Mais que vient faire dans la grande fresque des Rougon-Macquart cette histoire d'une enfant abandonnée, recueillie dans l'ombre protectrice d'une cathédrale romane ? Tout simplement parce qu'Angélique descend de la lignée des Rougon. Elle est la fille de Sidonie Rougon. Enfant battue, abandonnée, fuyant une lignée maudite... Fuyant un destin qui n'était pas le sien... Ici, Zola rajoute un morceau au puzzle de la grande fresque.
Nous voici donc à Beaumont-l'Église, ville créée de pure fantaisie, tout comme la ville de Plassans sortie de l'imaginaire de l'auteur. Qui plus est, c'est une ville épiscopale pour la circonstance. J'ai reconnu ici toute la force créatrice de ce cher Zola et sa capacité à évoluer vers des univers où on ne l'attend pas.
Zola qu'on pourrait aisément qualifier de mécréant, nous délivre ici une crise de foi aiguë.
Angélique guette à sa fenêtre et brusquement un prince charmant débarque comme par miracle, il s'appelle Félicien. Il est doué aussi de ses mains, entendez ici qu'il est un artiste lui aussi dans le registre ecclésiastique. Il est peintre verrier.
Angélique et lui ont en commun l'art de leur métier et puis autre chose aussi... Ils vont apprendre à se connaître parce qu'ils sont amenés à travailler sur un ouvrage commun en vue d'une prochaine procession...
Le sujet est tellement banal qu'on pourrait presque en rire. Écoutez un peu. Ils s'aiment en silence et chacun s'interdit d'y croire un seul instant, ils se mentent l'un à l'autre et se mentent à eux-mêmes, puis quand ils se l'avouent enfin et qu'ils veulent se marier, ils n'ont pas encore dans leur naïveté enfantine imaginé que leurs familles s'opposeront à ce mariage. Plus particulièrement c'est la famille du jeune homme ou plutôt son père évêque qui va interdire cet amour. Oui, un évêque, vous m'avez bien lu... Cela dit, c'était possible, il avait eu cet enfant et était entré dans la religion après le décès de son épouse, morte en donnant naissance à l'enfant...
Elle et lui, c'est un trait de lumière. Elle aimait Jésus jusqu'à présent et elle va trahir ce dernier pour ce Félicien tombé du ciel comme un archange.
Félicien est destiné à une autre, compte tenu du rang que tient sa famille. Qu'importe !

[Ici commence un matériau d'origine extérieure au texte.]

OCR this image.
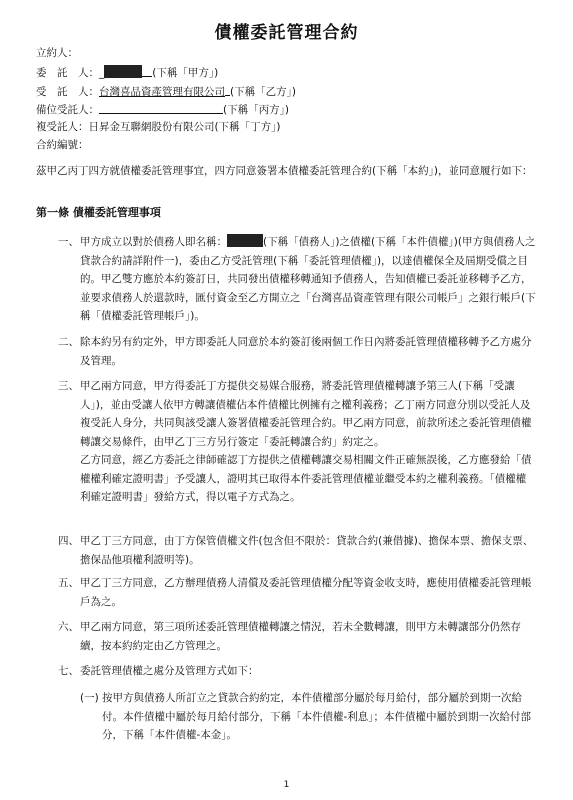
債權委託管理合約
立約人：
委　託　人：_	(下稱「甲方」)
受　託　人：台灣喜品資產管理有限公司 (下稱「乙方」)
備位受託人：	(下稱「丙方」)
複受託人：日昇金互聯網股份有限公司(下稱「丁方」)
合約編號：
茲甲乙丙丁四方就債權委託管理事宜，四方同意簽署本債權委託管理合約(下稱「本約」)，並同意履行如下：
第一條 債權委託管理事項
一、 甲方成立以對於債務人即名稱：	(下稱「債務人」)之債權(下稱「本件債權」)(甲方與債務人之貸款合約請詳附件一)，委由乙方受託管理(下稱「委託管理債權」)，以達債權保全及屆期受償之目的。甲乙雙方應於本約簽訂日，共同發出債權移轉通知予債務人，告知債權已委託並移轉予乙方，並要求債務人於還款時，匯付資金至乙方開立之「台灣喜品資產管理有限公司帳戶」之銀行帳戶(下稱「債權委託管理帳戶」)。
二、 除本約另有約定外，甲方即委託人同意於本約簽訂後兩個工作日內將委託管理債權移轉予乙方處分及管理。
三、 甲乙兩方同意，甲方得委託丁方提供交易媒合服務，將委託管理債權轉讓予第三人(下稱「受讓人」)，並由受讓人依甲方轉讓債權佔本件債權比例擁有之權利義務；乙丁兩方同意分別以受託人及複受託人身分，共同與該受讓人簽署債權委託管理合約。甲乙兩方同意，前款所述之委託管理債權轉讓交易條件，由甲乙丁三方另行簽定「委託轉讓合約」約定之。
乙方同意，經乙方委託之律師確認丁方提供之債權轉讓交易相關文件正確無誤後，乙方應發給「債權權利確定證明書」予受讓人，證明其已取得本件委託管理債權並繼受本約之權利義務。「債權權利確定證明書」發給方式，得以電子方式為之。
四、 甲乙丁三方同意，由丁方保管債權文件(包含但不限於：貸款合約(兼借據)、擔保本票、擔保支票、擔保品他項權利證明等)。
五、 甲乙丁三方同意，乙方辦理債務人清償及委託管理債權分配等資金收支時，應使用債權委託管理帳戶為之。
六、 甲乙兩方同意，第三項所述委託管理債權轉讓之情況，若未全數轉讓，則甲方未轉讓部分仍然存續，按本約約定由乙方管理之。
七、 委託管理債權之處分及管理方式如下：
(一) 按甲方與債務人所訂立之貸款合約約定，本件債權部分屬於每月給付，部分屬於到期一次給付。本件債權中屬於每月給付部分，下稱「本件債權-利息」；本件債權中屬於到期一次給付部分，下稱「本件債權-本金」。
1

C'est un sujet banal, un amour interdit, un mythe intemporel. Je me suis demandé dans quelle histoire ce foutu Zola était venu se fourvoyer, et nous avec.
Selon moi, c'est plus un univers mystique que Zola a cherché ici à construire plutôt qu'un univers religieux, même si Jésus et tout le tralala, les évêques, les abbés, les saintes, les vitraux, les processions, tout ça est fortement présent dans ce récit. Je ne sais pas comment Émile a su tirer son épingle du jeu... Mais je trouve qu'il le fait à merveille...
C'est comme un poème, c'est comme un songe, c'est une oeuvre éthérée, presque aérienne...
On sent Zola ébloui peut-être plus que nous d'ailleurs...
Mais que vient faire cet écart, ce pas de côté dans cette oeuvre ? Cela dit, ce n'est pas la première fois.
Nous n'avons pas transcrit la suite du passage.